Skalpell statt Guillotine
Die EU wird das Schweizer Votum zur Personenfreizügigkeit nutzen, um wirtschaftspolitischen Druck auf die Eidgenossen aufzubauen.
Die EU wird das Schweizer Votum zur Personenfreizügigkeit nutzen, um wirtschaftspolitischen Druck auf die Eidgenossen aufzubauen. Hintergrund ist die sogenannte „Guillotinen-Klausel“: Diese besagt, dass die EU nach einer Umsetzung des Schweizer Votums gegen die Freizügigkeit die Möglichkeit hat, das gesamte Vertragswerk mit der Schweiz aufzukündigen. Die Aufkündigung der sogenannten „Bilateralen Verträge I“ hätte schwerwiegende Konsequenzen für die Schweizer Wirtschaft. Denn das Abkommen regelt die wesentlichen Teile der Handelsbeziehungen zwischen der EU und der Alpenrepublik. Dank der „Konformitätsbewertung“ ist die Schweiz nicht gezwungen, die technischen Anforderungen ihrer Produkte an das EU-Recht anzupassen. Das erleichtert der schweizerischen Exportwirtschaft den Zugang zum EU-Binnenmarkt. Außerdem können Warentransporte über Ländergrenzen hinweg unkompliziert abgewickelt werden. 2012 gingen 56% aller Schweizer Exporte in die EU. Zudem fallen Zollschranken für Agrarprodukte weg und Schweizer Fluglinien erhalten Zugang zum EU-Luftraum. Auch können Schweizer Forscher an EU-Forschungsprogrammen teilnehmen. Allerdings geht die Wahrscheinlichkeit gegen null, dass die EU die Verträge tatsächlich aufkündigt. Dafür sind die gegenseitigen Beziehungen zu verflochten. Derzeit sitzen beispielsweise rund 1.250 deutsche Firmen mit 123.000 Beschäftigten in der Schweiz. In Deutschland gibt es 1.550 Schweizer Unternehmen mit 344.000 Arbeitsplätzen. Daher wird Brüssel versuchen, das Schreckgespenst der Vertragskündigung bei künftigen Verhandlungen als Faustpfand einzusetzen. Momentan verhandeln Bern und die EU über eine Revision des Zinsbesteuerungsabkommens, mit der Brüssel Steuerschlupflöcher schließen will. Außerdem geht es um die Teilnahme der Schweiz am europäischen Strom-Binnenmarkt.
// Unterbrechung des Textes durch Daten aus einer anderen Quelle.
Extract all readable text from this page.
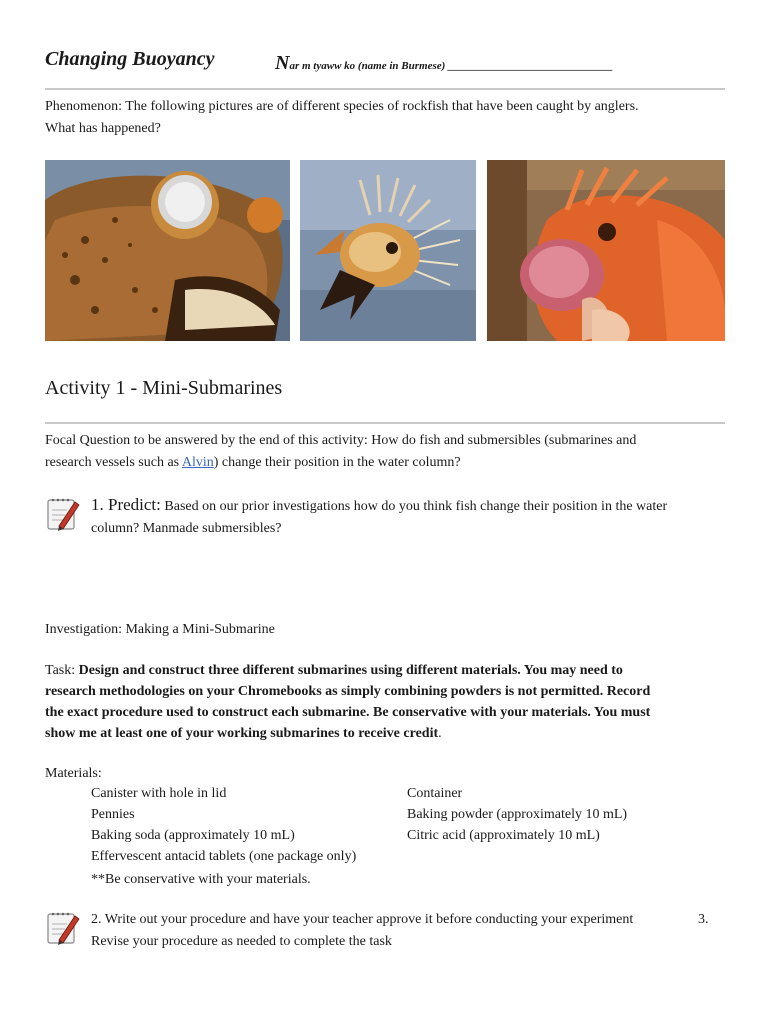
Changing Buoyancy	Nar m tyaww ko (name in Burmese) ______________________________
Phenomenon: The following pictures are of different species of rockfish that have been caught by anglers.
What has happened?
Activity 1 - Mini-Submarines
Focal Question to be answered by the end of this activity: How do fish and submersibles (submarines and
research vessels such as Alvin) change their position in the water column?
1. Predict: Based on our prior investigations how do you think fish change their position in the water
column? Manmade submersibles?
Investigation: Making a Mini-Submarine
Task: Design and construct three different submarines using different materials. You may need to
research methodologies on your Chromebooks as simply combining powders is not permitted. Record
the exact procedure used to construct each submarine. Be conservative with your materials. You must
show me at least one of your working submarines to receive credit.
Materials:
Canister with hole in lid
Pennies
Baking soda (approximately 10 mL)
Effervescent antacid tablets (one package only)
Container
Baking powder (approximately 10 mL)
Citric acid (approximately 10 mL)
**Be conservative with your materials.
2. Write out your procedure and have your teacher approve it before conducting your experiment
Revise your procedure as needed to complete the task
3.
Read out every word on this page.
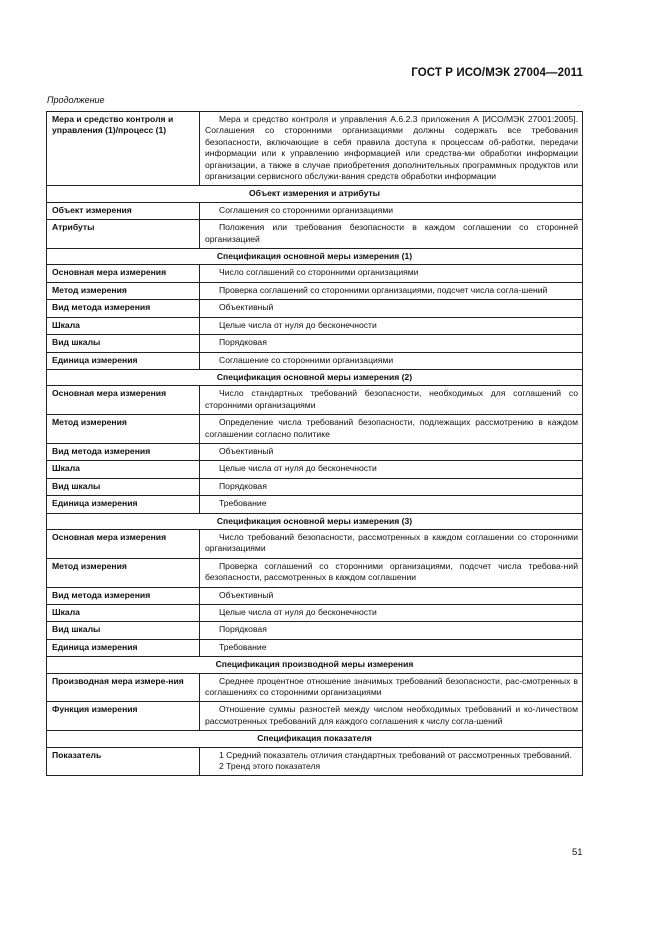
ГОСТ Р ИСО/МЭК 27004—2011
Продолжение
Мера и средство контроля и управления (1)/процесс (1)	Мера и средство контроля и управления А.6.2.3 приложения А [ИСО/МЭК 27001:2005]. Соглашения со сторонними организациями должны содержать все требования безопасности, включающие в себя правила доступа к процессам об-работки, передачи информации или к управлению информацией или средства-ми обработки информации организации, а также в случае приобретения дополнительных программных продуктов или организации сервисного обслужи-вания средств обработки информации
Объект измерения и атрибуты	
Объект измерения	Соглашения со сторонними организациями
Атрибуты	Положения или требования безопасности в каждом соглашении со сторонней организацией
Спецификация основной меры измерения (1)	
Основная мера измерения	Число соглашений со сторонними организациями
Метод измерения	Проверка соглашений со сторонними организациями, подсчет числа согла-шений
Вид метода измерения	Объективный
Шкала	Целые числа от нуля до бесконечности
Вид шкалы	Порядковая
Единица измерения	Соглашение со сторонними организациями
Спецификация основной меры измерения (2)	
Основная мера измерения	Число стандартных требований безопасности, необходимых для соглашений со сторонними организациями
Метод измерения	Определение числа требований безопасности, подлежащих рассмотрению в каждом соглашении согласно политике
Вид метода измерения	Объективный
Шкала	Целые числа от нуля до бесконечности
Вид шкалы	Порядковая
Единица измерения	Требование
Спецификация основной меры измерения (3)	
Основная мера измерения	Число требований безопасности, рассмотренных в каждом соглашении со сторонними организациями
Метод измерения	Проверка соглашений со сторонними организациями, подсчет числа требова-ний безопасности, рассмотренных в каждом соглашении
Вид метода измерения	Объективный
Шкала	Целые числа от нуля до бесконечности
Вид шкалы	Порядковая
Единица измерения	Требование
Спецификация производной меры измерения	
Производная мера измере-ния	Среднее процентное отношение значимых требований безопасности, рас-смотренных в соглашениях со сторонними организациями
Функция измерения	Отношение суммы разностей между числом необходимых требований и ко-личеством рассмотренных требований для каждого соглашения к числу согла-шений
Спецификация показателя	
Показатель	1 Средний показатель отличия стандартных требований от рассмотренных требований.
2 Тренд этого показателя
51
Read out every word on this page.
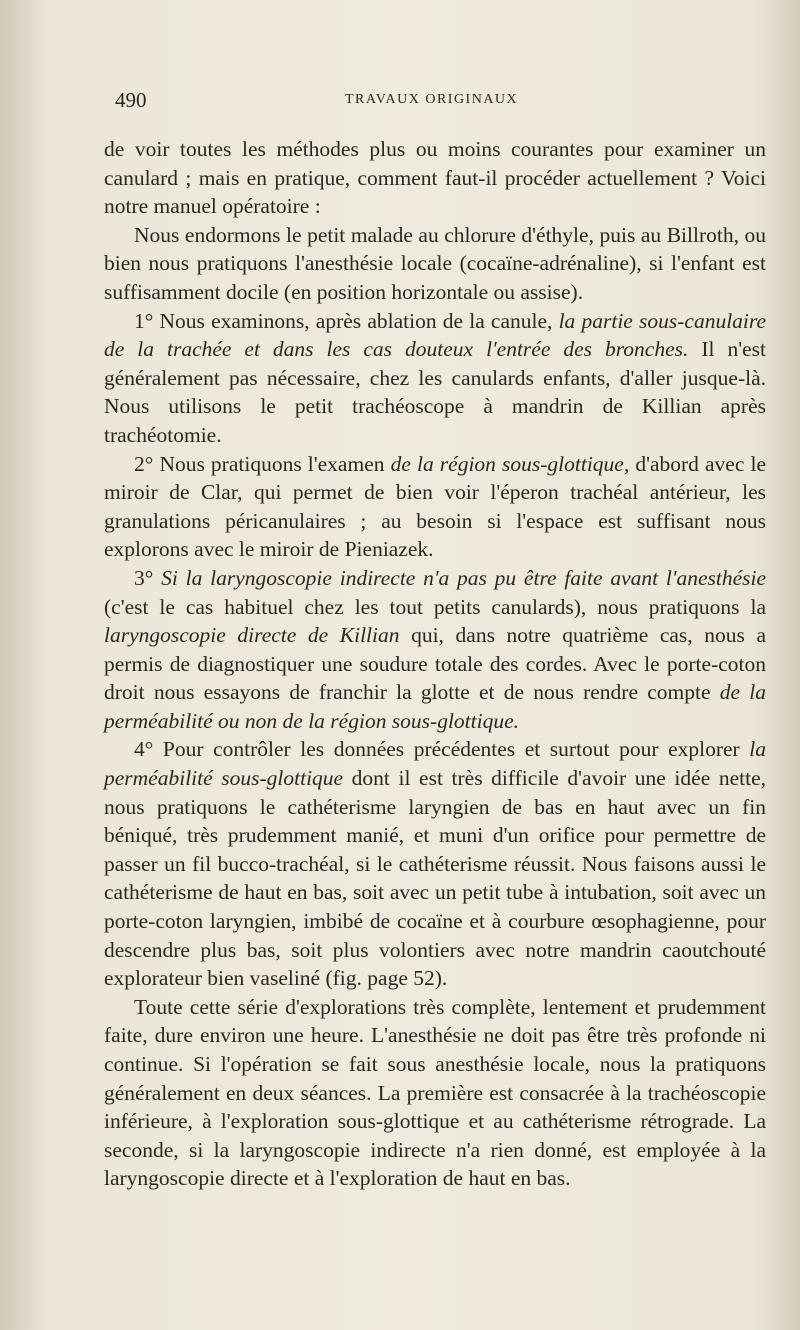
490	TRAVAUX ORIGINAUX

de voir toutes les méthodes plus ou moins courantes pour examiner un canulard ; mais en pratique, comment faut-il procéder actuellement ? Voici notre manuel opératoire :

Nous endormons le petit malade au chlorure d'éthyle, puis au Billroth, ou bien nous pratiquons l'anesthésie locale (cocaïne-adrénaline), si l'enfant est suffisamment docile (en position horizontale ou assise).

1° Nous examinons, après ablation de la canule, la partie sous-canulaire de la trachée et dans les cas douteux l'entrée des bronches. Il n'est généralement pas nécessaire, chez les canulards enfants, d'aller jusque-là. Nous utilisons le petit trachéoscope à mandrin de Killian après trachéotomie.

2° Nous pratiquons l'examen de la région sous-glottique, d'abord avec le miroir de Clar, qui permet de bien voir l'éperon trachéal antérieur, les granulations péricanulaires ; au besoin si l'espace est suffisant nous explorons avec le miroir de Pieniazek.

3° Si la laryngoscopie indirecte n'a pas pu être faite avant l'anesthésie (c'est le cas habituel chez les tout petits canulards), nous pratiquons la laryngoscopie directe de Killian qui, dans notre quatrième cas, nous a permis de diagnostiquer une soudure totale des cordes. Avec le porte-coton droit nous essayons de franchir la glotte et de nous rendre compte de la perméabilité ou non de la région sous-glottique.

4° Pour contrôler les données précédentes et surtout pour explorer la perméabilité sous-glottique dont il est très difficile d'avoir une idée nette, nous pratiquons le cathéterisme laryngien de bas en haut avec un fin béniqué, très prudemment manié, et muni d'un orifice pour permettre de passer un fil bucco-trachéal, si le cathéterisme réussit. Nous faisons aussi le cathéterisme de haut en bas, soit avec un petit tube à intubation, soit avec un porte-coton laryngien, imbibé de cocaïne et à courbure œsophagienne, pour descendre plus bas, soit plus volontiers avec notre mandrin caoutchouté explorateur bien vaseliné (fig. page 52).

Toute cette série d'explorations très complète, lentement et prudemment faite, dure environ une heure. L'anesthésie ne doit pas être très profonde ni continue. Si l'opération se fait sous anesthésie locale, nous la pratiquons généralement en deux séances. La première est consacrée à la trachéoscopie inférieure, à l'exploration sous-glottique et au cathéterisme rétrograde. La seconde, si la laryngoscopie indirecte n'a rien donné, est employée à la laryngoscopie directe et à l'exploration de haut en bas.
Ein großes Problem für die Schweiz besteht momentan in der erheblichen Unsicherheit, die das Votum ausgelöst hat. „Viele Unternehmen könnten sich aufgrund der unklaren Lage Investitionen zurückhalten“, sagt uns ein Vertreter der Handelskammer Deutschland Schweiz. Daher will die Schweizer Regierung das Votum trotz der dreijährigen Frist schnell umsetzen.
Fazit: Die Schweiz steht außenpolitisch mit dem Rücken zur Wand. Brüssel wird das Droh- und Druckpotenzial für gezielte Interessenpolitik einsetzen. Dies wird allerdings weniger mit der groben Guillotine, sondern mit dem feinen Skalpell geschehen.